Miles’ Law is the principle in bureaucratic politics that one’s position in a bureaucracy determines one’s position on an issue.It is named for Rufus E. Miles, Jr., a supervisor in the Bureau of the Budget in the 1940s who told a group of subordinates that, in government agencies, “Where you stand depends on where you sit.” This aphorism has important implications for the role of personnel in the Pentagon’s current push for military innovation.
A post here yesterday discussed the New America Foundation’s Jeff Eggers’ recent op-ed at Defense One, in which he argued that promoting smarter officers is the key to innovation, rather than seeking greater access to Silicon Valley’s latest technology. While Eggers is absolutely right that innovation is not solely about technology, there is only minimal evidence to suggest that smart people or “visionaries”—as military historians Allen Millett and Williamson Murray refer to them—produce military innovation. Promoting smart officers is a worthwhile endeavor on its own, but it may have little effect on innovation because of the nature of bureaucracies and what Miles’ Law tells us about the role of personnel in them.
Part of the problem with the broader discussion of military innovation, as noted in yesterday’s post, is that “innovation” is often ill-defined. While not without its flaws, perhaps the best definition of military innovation comes from a volume on innovation following the Cold War edited by MIT political scientist, and Niskanen Center adjunct scholar, Harvey Sapolsky and two of his students—Benjamin Friedman, now at the Cato Institute, and Brendan Green, now at University of Cincinnati. They describe military innovation as follows:
Innovation we define to mean significant changes in organizational tasks and rewards in the service of major change in the organizational output. Significant change is defined relative to the organization, but in the case of militaries it is clear that change, if it is to be called innovation, requires upheaval in organizational hierarchy and doctrine. A faster jetfighter changes neither who runs the Air Force now how the Air Force fights wars. In contrast, the adoption of submarine-launched ballistic missiles by the Navy gave that service a dominant role in strategic warfare, reduced greatly the interest in the U.S. acquiring better strategic bombers, and afforded submariners the opportunity, if only fleeting, to be the senior leaders in the Navy.
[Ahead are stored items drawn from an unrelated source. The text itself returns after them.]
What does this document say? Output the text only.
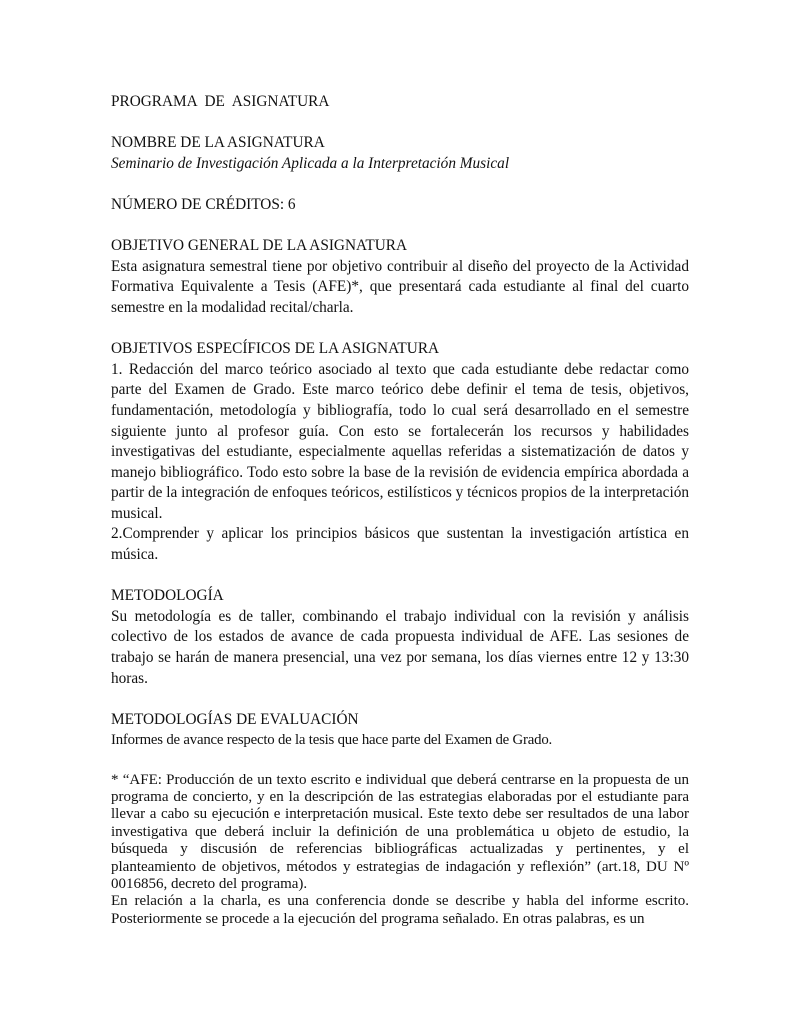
PROGRAMA  DE  ASIGNATURA

NOMBRE DE LA ASIGNATURA

Seminario de Investigación Aplicada a la Interpretación Musical

NÚMERO DE CRÉDITOS: 6

OBJETIVO GENERAL DE LA ASIGNATURA

Esta asignatura semestral tiene por objetivo contribuir al diseño del proyecto de la Actividad Formativa Equivalente a Tesis (AFE)*, que presentará cada estudiante al final del cuarto semestre en la modalidad recital/charla.

OBJETIVOS ESPECÍFICOS DE LA ASIGNATURA

1. Redacción del marco teórico asociado al texto que cada estudiante debe redactar como parte del Examen de Grado. Este marco teórico debe definir el tema de tesis, objetivos, fundamentación, metodología y bibliografía, todo lo cual será desarrollado en el semestre siguiente junto al profesor guía. Con esto se fortalecerán los recursos y habilidades investigativas del estudiante, especialmente aquellas referidas a sistematización de datos y manejo bibliográfico. Todo esto sobre la base de la revisión de evidencia empírica abordada a partir de la integración de enfoques teóricos, estilísticos y técnicos propios de la interpretación musical.

2.Comprender y aplicar los principios básicos que sustentan la investigación artística en música.

METODOLOGÍA

Su metodología es de taller, combinando el trabajo individual con la revisión y análisis colectivo de los estados de avance de cada propuesta individual de AFE. Las sesiones de trabajo se harán de manera presencial, una vez por semana, los días viernes entre 12 y 13:30 horas.

METODOLOGÍAS DE EVALUACIÓN

Informes de avance respecto de la tesis que hace parte del Examen de Grado.

* “AFE: Producción de un texto escrito e individual que deberá centrarse en la propuesta de un programa de concierto, y en la descripción de las estrategias elaboradas por el estudiante para llevar a cabo su ejecución e interpretación musical. Este texto debe ser resultados de una labor investigativa que deberá incluir la definición de una problemática u objeto de estudio, la búsqueda y discusión de referencias bibliográficas actualizadas y pertinentes, y el planteamiento de objetivos, métodos y estrategias de indagación y reflexión” (art.18, DU Nº 0016856, decreto del programa).

En relación a la charla, es una conferencia donde se describe y habla del informe escrito. Posteriormente se procede a la ejecución del programa señalado. En otras palabras, es un
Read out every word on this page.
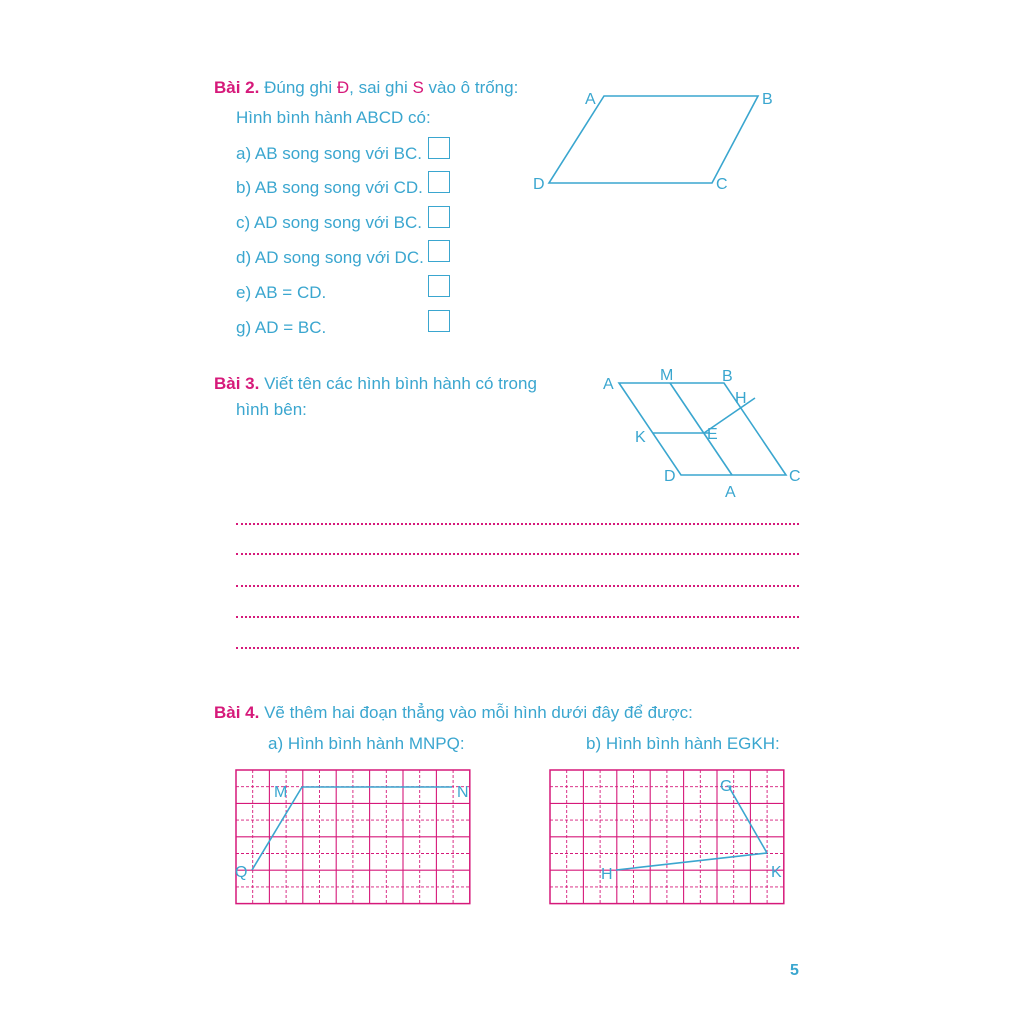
Bài 2. Đúng ghi Đ, sai ghi S vào ô trống:
Hình bình hành ABCD có:
a) AB song song với BC.
b) AB song song với CD.
c) AD song song với BC.
d) AD song song với DC.
e) AB = CD.
g) AD = BC.
Bài 3. Viết tên các hình bình hành có trong
hình bên:
Bài 4. Vẽ thêm hai đoạn thẳng vào mỗi hình dưới đây để được:
a) Hình bình hành MNPQ:	b) Hình bình hành EGKH:
A	B
C
D
A
M	B
H
K	E
D
A
C
M	N
Q
G
H	K
5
Sapolsky, Friedman, and Green equate innovation to economist Joseph Schumpeter’s concept of “creative destruction.” It is not, they argue, simply the adoption of new capabilities, but the “forceful abandonment of the old.”
The key aspect of this change is that it is destructive change relative to an organization’s existing structure or operations. Bureaucracies resist these kinds of changes and for good reason. Bureaucracies exist to provide stability and reduce uncertainty in the provision of a societal good. Change introduces uncertainty. Given the importance of the societal good militaries provide—security and, in extreme cases, survival—military organizations are likely to be even more resistant. If innovation is destructive change, then organizations will naturally resist it—sometimes for good and sometimes for ill.
Leaders of these organizations also have self-interested reasons for resisting change that combine with inherent bureaucratic rigidity. If where you stand depends on where you sit, and where you sit is in an organization that is structured or operates in a certain manner currently, and your authority is based on that structure or your prestige is based on applying your skill set to those operations, why would you take a position on an issue that would lead to the destruction of those structures or operations?
An extremely intelligent military officer may stymie change because it is in the organization’s interest to seek stability. Another smart officer may simply be very good at the status quo. Therefore, promoting such an officer will only enhance what the organization is already doing. A third officer may find that change, even destructive change, is in the organization’s best interest. Maybe new officers need to be smarter than those being promoted currently, as Eggers suggests, or maybe they just need to be smart enough to know what is best, based on where they sit.